LE COMMERCE EN LIGNE DANS LE
COLLIMATEUR
Tout ce qui a trait au commerce en ligne des
produits liés à la Covid a également fait l’objet d’une vérification renforcée,
précise le bilan d’activité. À commencer par les noms de domaine, qui ont été
passés au crible. Sur ce point, un partenariat avec l’AFNIC (l’Association
française pour le nommage Internet en coopération) sur toute la durée de l’état
d’urgence a permis à la DGCCRF d’accéder à une liste quotidienne et actualisée
des noms de domaine à l’extension « .fr » comportant « des expressions
appartenant au champ sémantique associé à la pandémie de Covid-19 ». En
juillet 2020, cette liste comportait plus de 2 000 sites. Le partenariat permet
également « d’obtenir le blocage de sites reconnus par la DGCCRF comme
supports de pratiques commerciales trompeuses (par exemple, fausse i ndication
de partenariat/ reversement caritatif, collecte de données personnelles sous
couvert d’attestation de sortie dérogatoire, vente de faux tests Covid-19 ou de
respirateurs) », souligne le rapport.
Autre axe de contrôle : les prix des gels
hydroalcooliques sur les plateformes étrangères (Aliexpress, Wish, Joom, Vova),
via un outil de « scraping » permettant de récupérer les données. Plus
de 2 300 offres ont ainsi fait l’objet d’injonctions de mise en conformité.
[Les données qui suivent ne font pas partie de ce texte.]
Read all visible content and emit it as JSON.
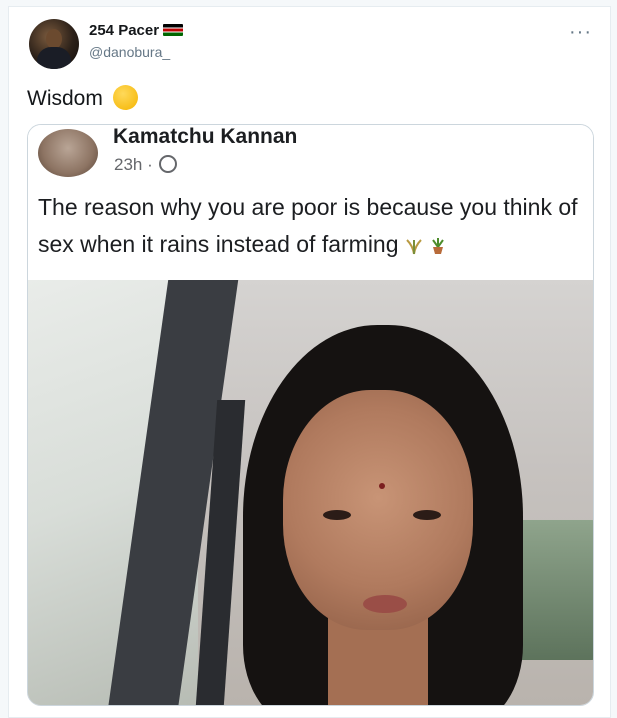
{
  "tweet": {
    "display_name": "254 Pacer",
    "handle": "@danobura_",
    "more_label": "···",
    "text": "Wisdom"
  },
  "icons": {
    "flag": "kenya-flag-icon",
    "text_emoji": "thinking-face-emoji",
    "more": "more-options-icon",
    "globe": "globe-icon",
    "farming_emojis": [
      "sheaf-of-rice-emoji",
      "potted-plant-emoji"
    ]
  },
  "embedded_post": {
    "author": "Kamatchu Kannan",
    "time": "23h ·",
    "text": "The reason why you are poor is because you think of sex when it rains instead of farming"
  },
  "colors": {
    "name": "#14171a",
    "secondary": "#657786",
    "border": "#ccd6dd"
  }
}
Le rapport mentionne en outre que certains
opérateurs de commerce en ligne tentent de contourner la pénurie en
commercialisant dans les catégories « gels hydroalcooliques » des produits
cosmétiques, par exemple. « Sur 23 sites de parapharmacies en ligne
contrôlés, 7 opérateurs ont reçu des injonctions de cessation de pratiques
commerciales trompeuses avec remise en conformité demandée dans un délai très
réduit. Près de 3 000 offres de gel hydroalcoolique ont été supprimées pour
prix non conformes » indique-t-il.
Quant à certains masques vendus en ligne, la
ruse la plus courante consiste en une présentation trompeuse : des masques sont
annoncés FFP2 ou KN95, alors qu’il s’agit « au mieux de simples masques antipollution
». Des sites entretiennent par ailleurs la confusion sur les qualités des
masques proposés à la vente, notamment sur les garanties de protection. « Plus
de 200 sites proposant des masques ont fait l’objet d’enquêtes », assure la
DGCCRF.
Enfin, cette dernière fait la chasse aux
boutiques de vente en ligne de « produits miracles » contre la Covid :
faux vaccins, médicaments, compléments alimentaires, huiles essentielles, miel,
purificateurs d’air, faux test de dépistage, objets de stérilisation, faux
arrêts maladie ou documents de « mise en quarantaine ». Plus de 1 000
sites d’arnaques ont d’ores et déjà été épinglés.
La vente de compléments alimentaires supposés
protéger contre le virus a d’ailleurs pris de telles proportions en Europe que
cela a conduit la Commission européenne à mettre en place une action coordonnée
des autorités de contrôle de chaque pays européen.